Some parent-shift nurses initially worried that the programs would prove too good to be true. Perhaps the attractive hours would morph into longer and more frequent shifts. Would there be hostility on the part of the regular nursing staff because of the much less demanding parent-shift hours? According to feedback from the parent-shifters, that has not been the case. Work hours have remained as promised and units are happy to have the help, no matter where it comes from.
The nursing shortage being what it is, it’s refreshing to see that hospitals are beginning to accommodate nurses who, if faced with an all or nothing work policy, would likely not return to the bedside. One good thing about a crisis—and the nursing shortage certainly qualifies as one—is that, in seeking solutions, innovation and creativity are forced into play.
Friday, February 1, 2008
Knowledge Gives Our Patients Power & Confidence
I have touched upon the subject of health illiteracy here before and mentioned the vastness of the problem. And, because of that vastness, the problem has no single solution. I am going to make an assumption that nursing education today continues to place great emphasis on nurses as educators, as did my nursing program years ago. The concept was pretty much pounded into our heads, as it certainly should have been.
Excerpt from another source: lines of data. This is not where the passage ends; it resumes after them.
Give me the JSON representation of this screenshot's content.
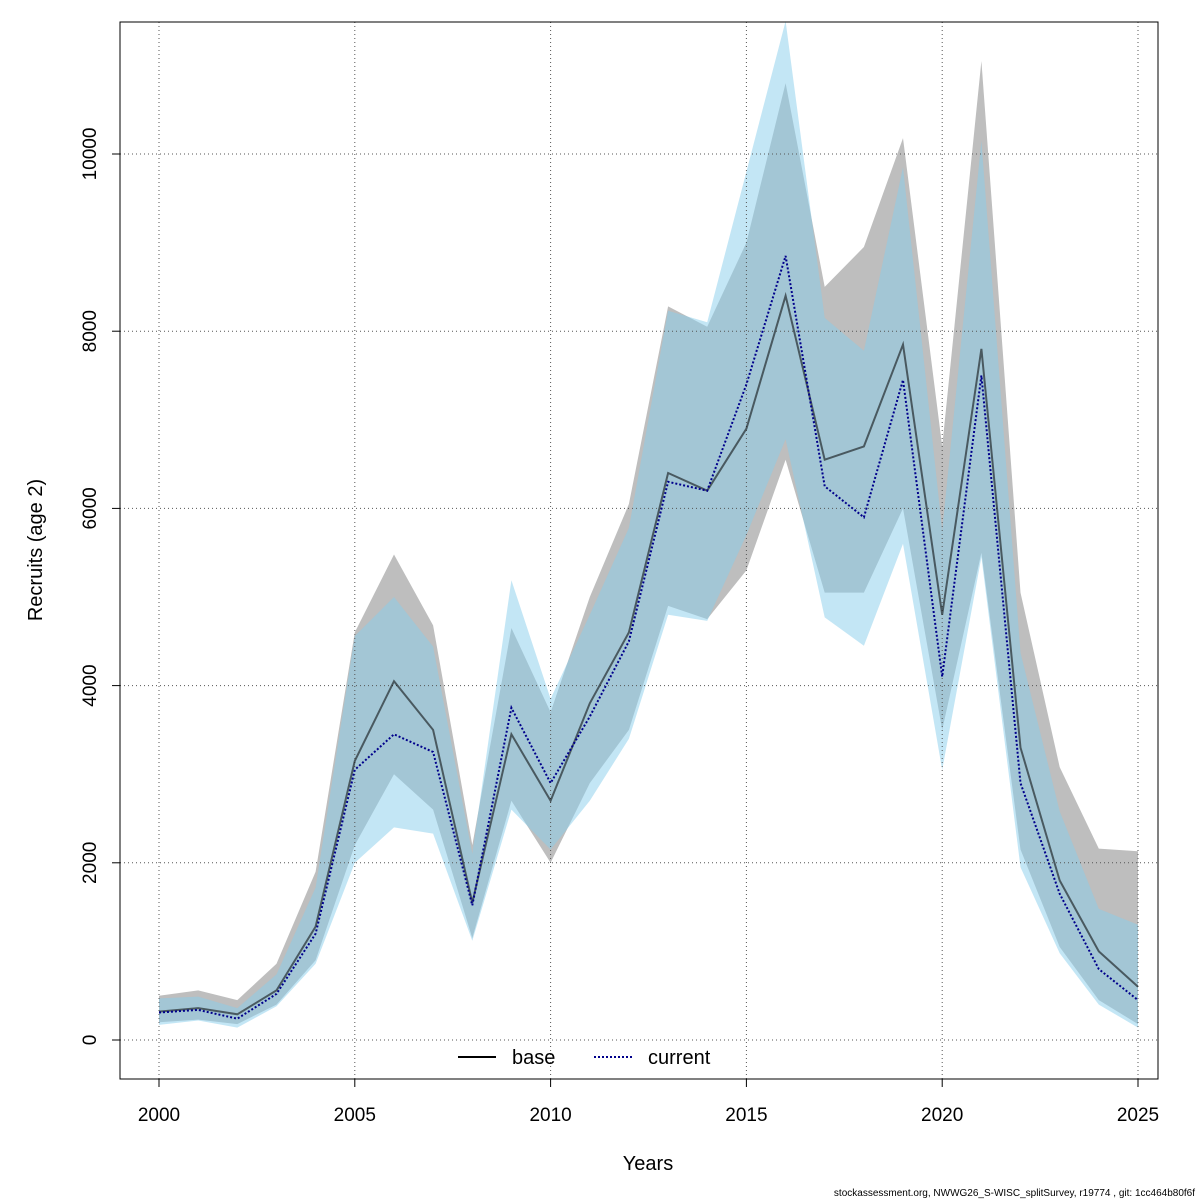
{
  "chart_data": {
    "type": "area",
    "title": "",
    "xlabel": "Years",
    "ylabel": "Recruits (age 2)",
    "xlim": [
      1999,
      2026
    ],
    "ylim": [
      -400,
      11500
    ],
    "x_ticks": [
      2000,
      2005,
      2010,
      2015,
      2020,
      2025
    ],
    "y_ticks": [
      0,
      2000,
      4000,
      6000,
      8000,
      10000
    ],
    "grid": true,
    "legend_position": "bottom-center",
    "x": [
      2000,
      2001,
      2002,
      2003,
      2004,
      2005,
      2006,
      2007,
      2008,
      2009,
      2010,
      2011,
      2012,
      2013,
      2014,
      2015,
      2016,
      2017,
      2018,
      2019,
      2020,
      2021,
      2022,
      2023,
      2024,
      2025
    ],
    "series": [
      {
        "name": "base",
        "line_style": "solid",
        "line_color": "#000000",
        "band_color": "#bebebe",
        "values": [
          320,
          360,
          290,
          560,
          1280,
          3150,
          4050,
          3500,
          1550,
          3450,
          2700,
          3800,
          4600,
          6400,
          6200,
          6900,
          8400,
          6550,
          6700,
          7850,
          4800,
          7800,
          3300,
          1800,
          1000,
          600
        ],
        "lower": [
          200,
          230,
          180,
          400,
          900,
          2200,
          3000,
          2600,
          1150,
          2700,
          2000,
          2900,
          3500,
          4900,
          4750,
          5300,
          6550,
          5050,
          5050,
          6000,
          3500,
          5500,
          2150,
          1050,
          450,
          180
        ],
        "upper": [
          500,
          560,
          450,
          860,
          1900,
          4600,
          5480,
          4680,
          2200,
          4650,
          3700,
          5000,
          6050,
          8280,
          8050,
          9000,
          10800,
          8500,
          8950,
          10180,
          6700,
          11050,
          5050,
          3080,
          2160,
          2130
        ]
      },
      {
        "name": "current",
        "line_style": "dotted",
        "line_color": "#00008b",
        "band_color": "#87ceeb",
        "values": [
          310,
          340,
          240,
          520,
          1200,
          3050,
          3450,
          3250,
          1520,
          3750,
          2900,
          3650,
          4500,
          6300,
          6200,
          7400,
          8850,
          6250,
          5900,
          7450,
          4100,
          7500,
          2900,
          1650,
          800,
          450
        ],
        "lower": [
          170,
          220,
          140,
          380,
          860,
          2000,
          2400,
          2330,
          1120,
          2600,
          2150,
          2700,
          3400,
          4800,
          4730,
          5700,
          6780,
          4770,
          4450,
          5600,
          3050,
          5450,
          1950,
          980,
          400,
          140
        ],
        "upper": [
          470,
          490,
          360,
          740,
          1720,
          4560,
          5000,
          4440,
          2100,
          5190,
          3850,
          4800,
          5780,
          8230,
          8100,
          9800,
          11500,
          8150,
          7780,
          9850,
          5750,
          10150,
          4370,
          2580,
          1480,
          1300
        ]
      }
    ]
  },
  "footer_text": "stockassessment.org, NWWG26_S-WISC_splitSurvey, r19774 , git: 1cc464b80f6f"
}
Most of us don’t have a TV show, radio program or other big stage from which to reach and educate a large audience in one fell swoop. Yet, we nurses have tremendous opportunity to teach and inform our patients and their families. Yes, our efforts are usually focused on a rather narrow slice of the literacy pie and deal with medical issues specific to a given patient, without much chance of improving medical literacy across a broad swath of the population. But, I believe in the power of educating one patient at a time, and that one patient will, no doubt, be grateful for the confidence to better manage his health due to your empowering him with knowledge.
Jeanette Lancaster, RN, PhD, Dean of the University of Virginia School of Nursing, advises that when professional issues are so large as to seem unconquerable, try looking at the smaller picture. “Do all you can do within your realm,” she says. That sage and practical advice can and should be applied to the enormous task of improving medical literacy by educating individual patients regarding their health care. A lot of ground can be covered by taking small steps.